Essa história de não querer estação de metrô em Higioenópolis me lembra um dos momentos mais tristes da segunda metade do século XX nos Estados Unidos: a criação de um grupo em Boston chamado "Restore Our Alienated Rights (ROAR)" para combater a desegregação racial das escolas públicas através do sistema de ônibus escolares que levavam crianças dos bairros mais pobres [em geral negros] para ter aulas nas escolas públicas dos bairros ricos [em geral brancos]. [Aliás guarde bem essa história para jogar na cara de qualquer americano que tentar te convencer que o sul é o único vilão quando se trata de problemas raciais nos Estados Unidos.]

Uma breve explicação primeiro. As escolas públicas primárias e secundárias nos Estados Unidos costumam funcionar numa espécie de sistema distrital. Nesse sistema os distritos onde mora gente rica financiam com seu IPTU alto escolas públicas de primeira qualidade enquanto nos distritos pobres, onde a maioria das pessoas mora de aluguel e os impostos são mais baixos, os alunos que precisariam de mais ajuda por problemas diversos [problemas com drogas, pais com baixo nível de educação e dois ou três sub-empregos que não podem ajudar os filhos em casa, desemprego alto, etc] e necessidades especiais [por exemplo, um grande número de alunos que chegam à escola sem falar uma palavra de inglês]. Daí a decisão de desegregar as escolas públicas levando os alunos de ônibus para escolas que não funcionariam como escolas de bairro mas como escolas com especializações diferentes.
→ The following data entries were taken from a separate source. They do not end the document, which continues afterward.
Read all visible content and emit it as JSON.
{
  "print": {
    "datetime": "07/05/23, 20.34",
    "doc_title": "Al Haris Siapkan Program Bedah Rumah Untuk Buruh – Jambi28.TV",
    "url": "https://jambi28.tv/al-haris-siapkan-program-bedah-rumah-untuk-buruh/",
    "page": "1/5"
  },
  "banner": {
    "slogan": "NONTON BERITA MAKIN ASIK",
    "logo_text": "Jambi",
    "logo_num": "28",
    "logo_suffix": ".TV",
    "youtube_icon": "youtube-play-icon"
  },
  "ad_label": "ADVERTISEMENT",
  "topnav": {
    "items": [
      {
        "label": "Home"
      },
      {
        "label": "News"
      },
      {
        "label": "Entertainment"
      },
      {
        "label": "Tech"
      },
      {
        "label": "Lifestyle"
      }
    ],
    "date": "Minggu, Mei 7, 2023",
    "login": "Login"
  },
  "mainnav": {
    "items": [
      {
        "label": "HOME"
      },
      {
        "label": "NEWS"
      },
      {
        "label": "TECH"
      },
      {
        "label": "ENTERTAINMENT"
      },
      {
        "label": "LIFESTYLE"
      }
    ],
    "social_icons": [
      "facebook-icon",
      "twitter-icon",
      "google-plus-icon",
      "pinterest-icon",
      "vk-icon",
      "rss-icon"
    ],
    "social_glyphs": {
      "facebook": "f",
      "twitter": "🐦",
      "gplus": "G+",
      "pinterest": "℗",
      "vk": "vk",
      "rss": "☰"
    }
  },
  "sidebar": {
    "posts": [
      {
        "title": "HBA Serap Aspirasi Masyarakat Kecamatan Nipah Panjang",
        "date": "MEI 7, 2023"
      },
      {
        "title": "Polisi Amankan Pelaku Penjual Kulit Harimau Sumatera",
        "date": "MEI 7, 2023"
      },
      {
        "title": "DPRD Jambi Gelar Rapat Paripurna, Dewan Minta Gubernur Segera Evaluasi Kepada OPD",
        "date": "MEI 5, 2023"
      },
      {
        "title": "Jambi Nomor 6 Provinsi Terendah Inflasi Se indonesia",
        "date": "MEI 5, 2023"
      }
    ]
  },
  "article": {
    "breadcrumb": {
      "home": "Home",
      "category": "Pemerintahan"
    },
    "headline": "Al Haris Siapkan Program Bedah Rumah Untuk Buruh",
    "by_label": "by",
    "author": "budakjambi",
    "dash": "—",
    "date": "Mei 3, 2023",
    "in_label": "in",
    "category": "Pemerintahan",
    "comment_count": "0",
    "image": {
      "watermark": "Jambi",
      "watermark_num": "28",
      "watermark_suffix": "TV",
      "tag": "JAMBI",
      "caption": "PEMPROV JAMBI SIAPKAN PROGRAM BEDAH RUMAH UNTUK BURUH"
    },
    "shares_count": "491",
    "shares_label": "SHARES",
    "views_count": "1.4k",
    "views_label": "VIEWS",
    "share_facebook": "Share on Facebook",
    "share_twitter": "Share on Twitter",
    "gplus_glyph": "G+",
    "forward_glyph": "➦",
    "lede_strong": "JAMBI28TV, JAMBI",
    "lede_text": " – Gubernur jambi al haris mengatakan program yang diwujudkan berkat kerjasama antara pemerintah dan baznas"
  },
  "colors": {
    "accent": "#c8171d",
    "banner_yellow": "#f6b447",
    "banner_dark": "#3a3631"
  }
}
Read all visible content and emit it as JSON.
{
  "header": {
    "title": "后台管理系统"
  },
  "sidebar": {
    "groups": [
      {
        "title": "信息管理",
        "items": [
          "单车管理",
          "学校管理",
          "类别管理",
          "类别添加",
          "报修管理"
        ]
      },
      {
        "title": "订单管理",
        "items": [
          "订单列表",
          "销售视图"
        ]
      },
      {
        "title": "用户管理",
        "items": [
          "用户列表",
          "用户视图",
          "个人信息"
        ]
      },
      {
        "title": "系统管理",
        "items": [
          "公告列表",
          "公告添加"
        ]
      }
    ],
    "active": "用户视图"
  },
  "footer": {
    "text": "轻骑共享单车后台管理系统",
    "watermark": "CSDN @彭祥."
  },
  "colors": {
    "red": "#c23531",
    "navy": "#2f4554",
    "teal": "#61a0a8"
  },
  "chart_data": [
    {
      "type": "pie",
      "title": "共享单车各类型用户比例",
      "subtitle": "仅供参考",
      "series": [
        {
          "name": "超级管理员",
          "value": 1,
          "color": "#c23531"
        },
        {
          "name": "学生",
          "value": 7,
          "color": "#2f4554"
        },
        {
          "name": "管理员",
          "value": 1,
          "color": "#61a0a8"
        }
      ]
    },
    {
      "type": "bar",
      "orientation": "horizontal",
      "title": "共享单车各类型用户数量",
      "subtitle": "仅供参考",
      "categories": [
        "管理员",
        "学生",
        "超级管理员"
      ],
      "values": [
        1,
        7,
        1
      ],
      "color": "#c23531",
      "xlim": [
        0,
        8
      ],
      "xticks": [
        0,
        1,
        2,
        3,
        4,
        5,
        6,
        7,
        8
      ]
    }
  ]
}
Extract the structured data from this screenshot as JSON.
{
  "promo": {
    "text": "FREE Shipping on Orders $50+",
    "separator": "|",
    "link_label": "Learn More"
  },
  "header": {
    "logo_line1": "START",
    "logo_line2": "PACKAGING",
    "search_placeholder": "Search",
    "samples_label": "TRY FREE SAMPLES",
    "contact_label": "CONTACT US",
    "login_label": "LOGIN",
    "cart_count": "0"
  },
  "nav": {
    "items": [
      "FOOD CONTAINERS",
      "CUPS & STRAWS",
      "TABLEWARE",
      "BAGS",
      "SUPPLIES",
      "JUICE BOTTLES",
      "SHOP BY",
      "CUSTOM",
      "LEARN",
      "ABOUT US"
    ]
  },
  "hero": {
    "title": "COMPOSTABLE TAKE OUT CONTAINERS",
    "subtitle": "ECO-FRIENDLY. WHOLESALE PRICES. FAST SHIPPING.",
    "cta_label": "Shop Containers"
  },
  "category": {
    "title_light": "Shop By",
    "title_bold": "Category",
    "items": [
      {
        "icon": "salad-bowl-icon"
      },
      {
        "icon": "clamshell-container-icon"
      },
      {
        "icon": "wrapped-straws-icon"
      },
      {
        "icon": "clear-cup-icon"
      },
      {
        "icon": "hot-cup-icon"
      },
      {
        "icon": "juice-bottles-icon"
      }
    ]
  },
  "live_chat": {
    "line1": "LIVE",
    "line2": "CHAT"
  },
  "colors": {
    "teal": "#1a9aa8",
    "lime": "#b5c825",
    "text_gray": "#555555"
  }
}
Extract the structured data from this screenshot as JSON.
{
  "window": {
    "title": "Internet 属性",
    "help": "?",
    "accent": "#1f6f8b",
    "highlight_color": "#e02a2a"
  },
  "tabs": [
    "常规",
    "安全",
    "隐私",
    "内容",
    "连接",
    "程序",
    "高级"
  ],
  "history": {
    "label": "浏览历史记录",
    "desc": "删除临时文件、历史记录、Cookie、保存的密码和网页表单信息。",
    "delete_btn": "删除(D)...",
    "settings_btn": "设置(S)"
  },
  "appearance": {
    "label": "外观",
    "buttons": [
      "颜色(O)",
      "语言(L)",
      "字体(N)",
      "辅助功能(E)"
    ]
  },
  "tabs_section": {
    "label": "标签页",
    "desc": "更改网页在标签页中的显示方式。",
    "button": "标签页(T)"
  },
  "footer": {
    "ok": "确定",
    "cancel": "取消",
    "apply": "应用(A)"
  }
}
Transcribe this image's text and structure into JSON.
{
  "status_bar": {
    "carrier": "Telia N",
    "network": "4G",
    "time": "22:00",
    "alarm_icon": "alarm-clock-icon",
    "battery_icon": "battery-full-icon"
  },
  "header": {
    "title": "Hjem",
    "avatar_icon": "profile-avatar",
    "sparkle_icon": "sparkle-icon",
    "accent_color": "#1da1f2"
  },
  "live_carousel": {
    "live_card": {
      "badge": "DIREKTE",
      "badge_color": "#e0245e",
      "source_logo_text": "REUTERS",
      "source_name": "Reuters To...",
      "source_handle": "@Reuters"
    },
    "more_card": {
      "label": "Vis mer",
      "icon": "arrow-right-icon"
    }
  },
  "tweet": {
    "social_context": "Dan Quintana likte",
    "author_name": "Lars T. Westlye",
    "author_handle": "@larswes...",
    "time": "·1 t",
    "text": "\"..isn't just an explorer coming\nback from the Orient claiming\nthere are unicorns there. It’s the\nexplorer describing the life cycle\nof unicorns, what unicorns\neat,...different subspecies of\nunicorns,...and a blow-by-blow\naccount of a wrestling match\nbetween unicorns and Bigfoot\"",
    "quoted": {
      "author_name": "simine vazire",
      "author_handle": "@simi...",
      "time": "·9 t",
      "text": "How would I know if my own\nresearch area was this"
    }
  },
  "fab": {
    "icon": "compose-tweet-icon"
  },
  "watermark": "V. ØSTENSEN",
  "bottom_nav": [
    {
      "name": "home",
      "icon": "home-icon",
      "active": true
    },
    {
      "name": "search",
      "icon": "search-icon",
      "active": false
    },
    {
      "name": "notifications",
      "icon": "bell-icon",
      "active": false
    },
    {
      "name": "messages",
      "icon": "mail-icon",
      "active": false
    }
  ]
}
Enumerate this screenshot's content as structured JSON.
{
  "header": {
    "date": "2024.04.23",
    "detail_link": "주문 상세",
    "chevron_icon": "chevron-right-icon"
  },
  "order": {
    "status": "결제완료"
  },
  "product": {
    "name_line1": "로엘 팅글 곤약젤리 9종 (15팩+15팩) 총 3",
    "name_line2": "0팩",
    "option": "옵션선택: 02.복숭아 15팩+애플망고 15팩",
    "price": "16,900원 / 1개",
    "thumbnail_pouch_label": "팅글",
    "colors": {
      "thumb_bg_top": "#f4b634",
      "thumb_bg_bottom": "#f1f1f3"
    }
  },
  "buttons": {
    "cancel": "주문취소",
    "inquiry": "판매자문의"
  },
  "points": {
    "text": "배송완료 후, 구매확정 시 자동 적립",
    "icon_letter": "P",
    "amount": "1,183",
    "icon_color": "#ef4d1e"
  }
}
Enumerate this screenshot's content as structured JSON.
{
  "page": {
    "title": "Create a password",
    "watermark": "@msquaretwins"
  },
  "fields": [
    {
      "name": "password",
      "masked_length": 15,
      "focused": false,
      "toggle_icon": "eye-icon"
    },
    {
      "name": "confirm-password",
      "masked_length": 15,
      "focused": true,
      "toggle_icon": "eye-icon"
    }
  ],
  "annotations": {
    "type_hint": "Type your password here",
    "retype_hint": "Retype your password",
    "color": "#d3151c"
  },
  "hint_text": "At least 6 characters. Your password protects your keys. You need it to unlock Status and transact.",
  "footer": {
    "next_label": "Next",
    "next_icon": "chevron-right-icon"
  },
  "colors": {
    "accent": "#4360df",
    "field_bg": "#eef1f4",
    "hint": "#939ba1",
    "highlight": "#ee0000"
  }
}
O ROAR, criado por uma vereadora de Boston [Louise Day Hicks] para “proteger os direitos ameaçados dos brancos”, ganhou força pelo apoio tácito de figuras importantes de Boston como John Kerrigan, presidente na época Boston School Committee, que se opuseram à desegregação de Boston em público de forma enfática. Kerrigan dizia que a desegregação causaria o famigerado “white flight”, a fuga em massa das famílias de classe média e alta [brancas] de Boston para os subúrbios. Assim, entre 1974 e 1977, o pau comeu em Boston. Theodore Landsmark, advogado com cara de “diferenciado” [ele era presidente da associação dos construtores de Boston] deu azar de cruzar com um bando de jovens moradores de South Boston no centro da cidade e foi brutalmente atacado:


Outras fotografias menos famosas da época podem ser vistas aqui

Um livro compara a situação em Boston e Buffalo [cidade do estado de Nova York] e enfatiza que a atuação das autoridades em Buffalo foi fundamental para que o processo de desegregação das escolas nessa cidade corresse de maneira muito menos traumática do que em Boston. Nem Hicks nem Kerrigan jogaram pedra em ninguém, mas botaram lenha na fogueira dos ódios raciais da cidade. Nem Edward Kennedy escapou da fúria dos irlandeses de Boston. Tomara que as autoridades da cidade tratem o assunto com calma e tranquilidade e que as antas bolsonárias não dêem o ar de sua graça.